Szliśmy cały dzień nie zatrzymując się bez potrzeby i wieczorem byliśmy już blisko osady. Zmieniliśmy ubrania na cywilne aby nie wzbudzać podejrzeń. Mój strój "roboczy" zamieniłam na zwiewną sukienkę wiązaną w pasie i sandały. Rozpuściłam włosy, które kaskadą opadły na moje plecy. Wyszłam za krzaków i stanęłam jak wryta.
Szatyn właśnie kończył zmieniać ubrania i nie miał koszulki. Widok był bezcenny! Szerokie ramiona, dobrze zbudowana klatka piersiowa i wyraźnie zarysowane mięśnie a w dodatku spodnie miał opuszczone na biodra. Gapiłam się na niego i jakoś miała to gdzieś, że zobaczy mój tępy wyraz twarzy.
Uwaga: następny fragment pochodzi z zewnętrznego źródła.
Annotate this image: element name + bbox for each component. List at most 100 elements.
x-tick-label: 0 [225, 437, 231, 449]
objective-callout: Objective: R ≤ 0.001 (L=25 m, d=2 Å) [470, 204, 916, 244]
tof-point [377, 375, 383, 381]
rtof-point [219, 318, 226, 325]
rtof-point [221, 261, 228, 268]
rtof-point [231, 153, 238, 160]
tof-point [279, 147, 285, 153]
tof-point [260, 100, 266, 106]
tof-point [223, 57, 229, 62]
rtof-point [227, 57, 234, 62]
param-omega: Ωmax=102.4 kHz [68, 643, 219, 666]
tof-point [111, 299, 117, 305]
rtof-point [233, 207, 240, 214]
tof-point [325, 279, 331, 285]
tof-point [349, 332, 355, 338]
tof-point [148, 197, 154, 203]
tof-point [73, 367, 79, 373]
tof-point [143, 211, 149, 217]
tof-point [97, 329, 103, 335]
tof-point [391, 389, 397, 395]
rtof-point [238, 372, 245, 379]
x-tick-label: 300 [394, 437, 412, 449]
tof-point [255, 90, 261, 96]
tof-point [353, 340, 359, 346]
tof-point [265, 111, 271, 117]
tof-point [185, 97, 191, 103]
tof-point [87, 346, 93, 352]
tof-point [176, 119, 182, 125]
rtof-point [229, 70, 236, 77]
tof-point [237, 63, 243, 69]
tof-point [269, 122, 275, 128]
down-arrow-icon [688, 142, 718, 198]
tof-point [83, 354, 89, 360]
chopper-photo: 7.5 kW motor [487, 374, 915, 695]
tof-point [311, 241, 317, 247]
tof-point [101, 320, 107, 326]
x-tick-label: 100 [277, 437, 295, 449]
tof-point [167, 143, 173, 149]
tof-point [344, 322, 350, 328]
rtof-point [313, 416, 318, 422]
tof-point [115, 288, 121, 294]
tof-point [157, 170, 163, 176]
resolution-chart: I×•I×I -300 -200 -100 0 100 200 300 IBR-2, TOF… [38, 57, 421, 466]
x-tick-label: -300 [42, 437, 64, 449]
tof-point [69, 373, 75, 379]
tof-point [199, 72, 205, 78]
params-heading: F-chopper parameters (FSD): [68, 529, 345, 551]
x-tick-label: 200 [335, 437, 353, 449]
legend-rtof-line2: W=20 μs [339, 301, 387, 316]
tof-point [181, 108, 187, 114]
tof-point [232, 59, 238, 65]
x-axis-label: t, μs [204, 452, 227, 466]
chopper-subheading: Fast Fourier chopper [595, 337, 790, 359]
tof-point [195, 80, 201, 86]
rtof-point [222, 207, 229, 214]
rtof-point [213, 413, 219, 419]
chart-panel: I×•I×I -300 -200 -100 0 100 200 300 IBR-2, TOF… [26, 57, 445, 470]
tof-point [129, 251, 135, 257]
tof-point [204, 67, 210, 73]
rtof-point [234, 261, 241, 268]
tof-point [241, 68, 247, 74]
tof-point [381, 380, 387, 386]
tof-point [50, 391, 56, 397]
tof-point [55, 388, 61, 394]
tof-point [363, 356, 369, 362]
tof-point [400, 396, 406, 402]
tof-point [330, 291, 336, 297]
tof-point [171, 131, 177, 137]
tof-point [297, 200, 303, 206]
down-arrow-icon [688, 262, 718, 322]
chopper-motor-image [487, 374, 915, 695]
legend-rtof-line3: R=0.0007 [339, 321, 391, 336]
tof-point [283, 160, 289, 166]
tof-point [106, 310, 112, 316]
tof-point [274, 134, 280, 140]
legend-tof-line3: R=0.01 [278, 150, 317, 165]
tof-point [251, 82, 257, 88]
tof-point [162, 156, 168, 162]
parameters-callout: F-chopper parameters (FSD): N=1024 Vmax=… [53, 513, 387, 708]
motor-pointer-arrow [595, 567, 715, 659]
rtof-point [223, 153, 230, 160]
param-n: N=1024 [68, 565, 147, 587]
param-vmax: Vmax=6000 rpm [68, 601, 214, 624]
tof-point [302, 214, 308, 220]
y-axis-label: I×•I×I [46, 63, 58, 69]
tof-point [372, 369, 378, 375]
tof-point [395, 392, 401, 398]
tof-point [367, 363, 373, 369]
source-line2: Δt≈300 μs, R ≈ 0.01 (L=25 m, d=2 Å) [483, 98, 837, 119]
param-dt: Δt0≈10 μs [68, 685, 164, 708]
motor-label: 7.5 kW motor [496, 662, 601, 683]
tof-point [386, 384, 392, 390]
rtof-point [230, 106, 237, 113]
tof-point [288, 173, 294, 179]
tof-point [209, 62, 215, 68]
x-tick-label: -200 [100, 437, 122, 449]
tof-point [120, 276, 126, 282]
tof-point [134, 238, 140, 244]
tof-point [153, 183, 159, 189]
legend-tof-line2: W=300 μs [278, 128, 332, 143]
- Na co tak patrzysz? - zapytał z uśmiechem, zakładając (niestety) szarą koszulkę na krótki rękaw.
- Na ciebie oczywiście, skoro robisz darmowy pokaz golizny to czemu mam nie skorzystać - wzruszyłam ramionami. Kiba tylko prychnął i pokręcił głową.
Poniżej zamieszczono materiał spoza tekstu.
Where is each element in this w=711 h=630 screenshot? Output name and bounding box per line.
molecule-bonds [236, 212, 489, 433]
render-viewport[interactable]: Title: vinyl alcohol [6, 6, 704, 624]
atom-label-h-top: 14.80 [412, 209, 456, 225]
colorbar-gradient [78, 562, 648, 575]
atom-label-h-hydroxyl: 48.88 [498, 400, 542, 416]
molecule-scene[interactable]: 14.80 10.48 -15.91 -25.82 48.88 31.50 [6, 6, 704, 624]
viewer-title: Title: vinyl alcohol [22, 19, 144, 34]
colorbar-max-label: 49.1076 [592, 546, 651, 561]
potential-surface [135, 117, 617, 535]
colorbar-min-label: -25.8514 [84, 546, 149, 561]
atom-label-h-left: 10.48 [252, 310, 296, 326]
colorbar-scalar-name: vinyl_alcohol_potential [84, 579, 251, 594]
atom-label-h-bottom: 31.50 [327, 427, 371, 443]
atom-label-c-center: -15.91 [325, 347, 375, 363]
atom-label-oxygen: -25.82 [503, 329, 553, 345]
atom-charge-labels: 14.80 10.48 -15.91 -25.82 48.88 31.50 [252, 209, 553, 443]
Osada była faktycznie nastawiona na turystów, bo na każdym rogu stal jakiś kramik z pamiątkami. Wszędzie wisiały tabliczki z informacją o wolnych pokojach ale mimo to Inuzuka szedł uparcie dalej jakby doskonale wiedział gdzie jest i szukał konkretnego celu. Kobo siedzący na moim ramieniu zwracał na siebie uwagę przechodniów a w szczególności kobiet, które piszczały na jego widok.
Wyszliśmy prawie za teren mieszkalny gdy mój najukochańszy mężulek postanowił w końcu się zatrzymać. Okazało się, ze szukał domku letniskowego, nie mówiąc do mnie ani słowa zakwaterował nas i odebrał klucze. Poprowadził nas do domku z numerem siedem.
- Domek? a nie było by lepiej coś w mieście? Mielibyśmy wygodę w obserwowaniu otoczenia - stwierdziłam siadając ławce stojącej na werandzie.
- Żaden szanowany się hotel w osadzie nie przyjmie ogromnego psa i szczura więc musi to być domek - mruknął w moją stronę i wszedł do środka. Słyszałam jak otwiera drzwi wewnątrz.
Na ścieżce prowadzącej do domku pojawił się Akamaru wesoło machając ogonem ale nie podchodził bliżej a ja mimo to poczułam uderzenie gorąca.
- Wiesz sprawy przybrały dość ciekawy obrót - powiedział Kiba siadając obok mnie i dziwnie się uśmiechając.
- Co masz na myśli?
- Jest jedno podwójne łóżko. Wolisz spać od lewej czy prawej? - uśmiechnął się szeroko.